За окном по широкому двору гулял декабрьский ветер, его шум сливался с гулом пламени в печи. Принц сидел глубоко в кресле, покрытом холодноватым белым чехлом, не расстегивая воротника кителя, кончики белых носков на скрещенных ногах словно застыли в воздухе. Застегнутые на кнопки военные бриджи стягивают колени, и многие из военных, сняв сапоги, расстегивали кнопки, но принц не обращал внимания на немеющие ноги. Пальцами, легко касаясь, он поглаживал усики, словно трогал перья на хвосте хищной птицы.
Принц давно не ставил эту пластинку. Сейчас он собирался послушать что-нибудь приятное, но как только его слуха коснулась тема Тиля, слабым звуком горна прозвучавшая во вступлении, он сразу почувствовал, что ошибся, что это не та музыка, какая ему сейчас нужна. Потому что это не был веселый, озорной Тиль, а созданный Фуртвенглером одинокий печальный герой, чьи помыслы были как на ладони.
Однако принц продолжал слушать: серебряные пучки нервов обвили гостиную, пророча грядущее безумие Тиля и финальную сцену — смертный приговор герою; принц дослушал до конца, резко поднялся и звонком вызвал ординарца.
Он приказал ему связаться по телефону со своей резиденцией в Токио и вызвать тамошнего управляющего.
Принц решил поступить следующим образом. Первое: во время аудиенции у императора, которая должна была состояться вскоре по случаю Нового года, он доведет до августейшего слуха сведения о необычайной преданности Исао и его товарищей, и те несколько милостивых фраз, которые его величество скажет по этому поводу, передаст председателю Верховного суда, а сейчас, до конца года, — это уже второе — пригласит адвоката, которому поручено дело, и выяснит положение вещей.

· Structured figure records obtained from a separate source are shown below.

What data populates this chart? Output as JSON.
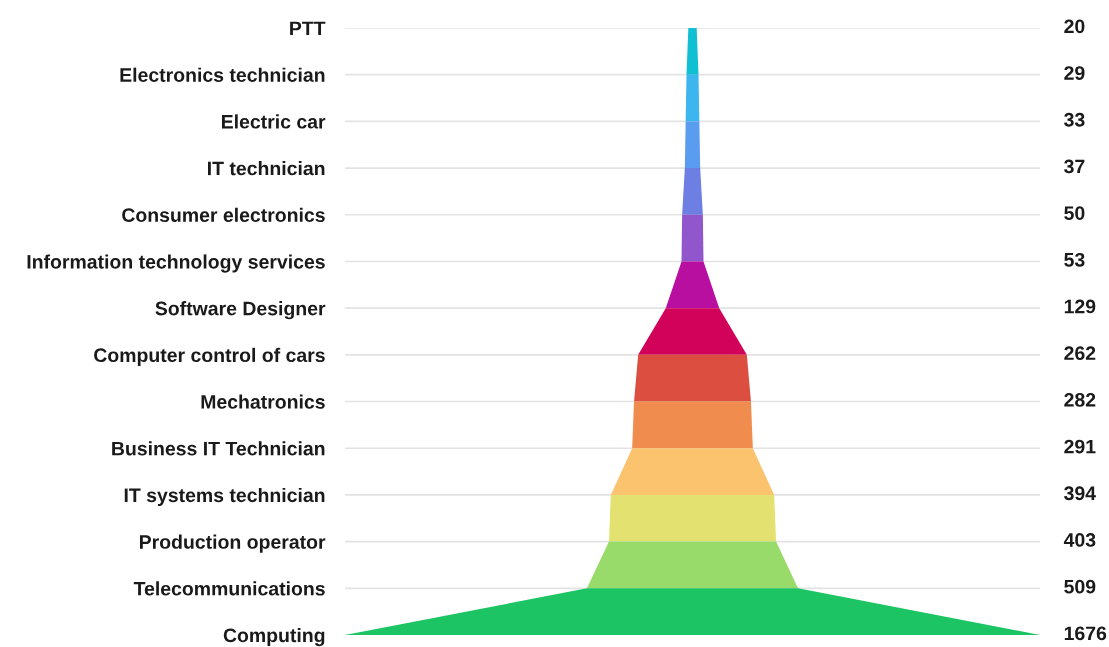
{
  "chart_data": {
    "type": "other",
    "categories": [
      "PTT",
      "Electronics technician",
      "Electric car",
      "IT technician",
      "Consumer electronics",
      "Information technology services",
      "Software Designer",
      "Computer control of cars",
      "Mechatronics",
      "Business IT Technician",
      "IT systems technician",
      "Production operator",
      "Telecommunications",
      "Computing"
    ],
    "values": [
      20,
      29,
      33,
      37,
      50,
      53,
      129,
      262,
      282,
      291,
      394,
      403,
      509,
      1676
    ],
    "colors": [
      "#0fc0d3",
      "#3db5ef",
      "#5a9cf0",
      "#6e7fe3",
      "#9155cc",
      "#b80fa0",
      "#d2015a",
      "#dc4f40",
      "#f08c4e",
      "#fbc36e",
      "#e3e16f",
      "#98db6b",
      "#1dc463",
      null
    ],
    "data_labels": true
  }
}
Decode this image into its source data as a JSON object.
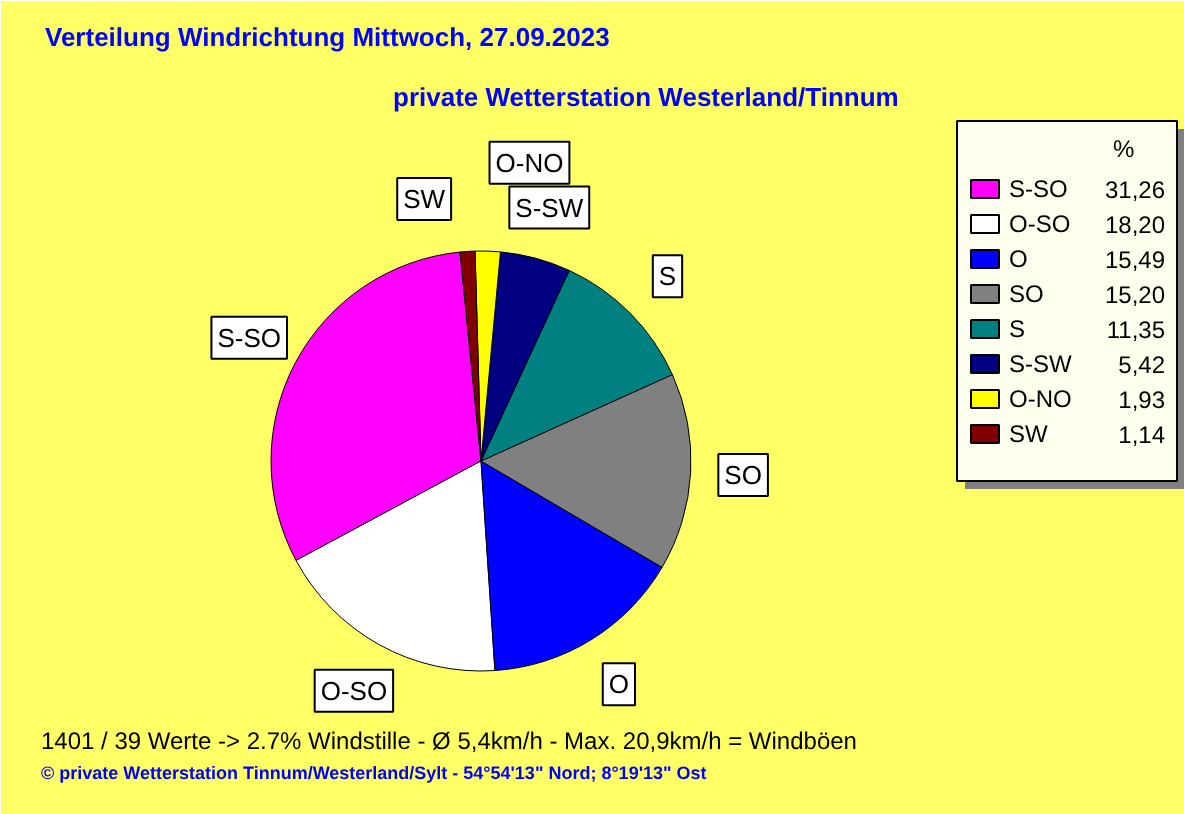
{
  "chart_data": {
    "type": "pie",
    "title": "Verteilung Windrichtung   Mittwoch, 27.09.2023",
    "subtitle": "private Wetterstation Westerland/Tinnum",
    "categories": [
      "S-SO",
      "O-SO",
      "O",
      "SO",
      "S",
      "S-SW",
      "O-NO",
      "SW"
    ],
    "values": [
      31.26,
      18.2,
      15.49,
      15.2,
      11.35,
      5.42,
      1.93,
      1.14
    ],
    "value_labels": [
      "31,26",
      "18,20",
      "15,49",
      "15,20",
      "11,35",
      "5,42",
      "1,93",
      "1,14"
    ],
    "colors": [
      "#ff00ff",
      "#ffffff",
      "#0000ff",
      "#808080",
      "#008080",
      "#000080",
      "#ffff00",
      "#800000"
    ],
    "legend": "right",
    "legend_title": "%",
    "annotations": [
      "1401 / 39 Werte  -> 2.7% Windstille   -   Ø 5,4km/h  -  Max. 20,9km/h = Windböen",
      "© private Wetterstation Tinnum/Westerland/Sylt   -   54°54'13\" Nord; 8°19'13\" Ost"
    ]
  }
}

По телефону он приказал управителю выяснить фамилию адвоката и пригласить того в резиденцию принца в Сибе 29 декабря, когда он собирался быть в столице.
* * *
Хонда временно, до тех пор, пока не подыщет хорошее помещение, снял контору у своего приятеля на пятом этаже в здании Марубиру, повесил там табличку. Приятель, бывший сокурсник, тоже был адвокатом.
Как-то днем Хонду посетил секретарь принца Тонна и передал тайное пожелание принца о личной встрече. Хонда удивился: это был совершенно беспрецедентный случай.
Когда Хонда увидел маленького человечка в черном пиджаке, бесшумно, крадущимся шагом ступающего по коричневому линолеуму пола, у него возникло дурное предчувствие, а когда тот вошел в приемную, это чувство усилилось. Человечек с холодным выражением лица беспокойным взглядом оглядел маленькую приемную, отгороженную от конторы всего лишь стеной из волнистого стекла.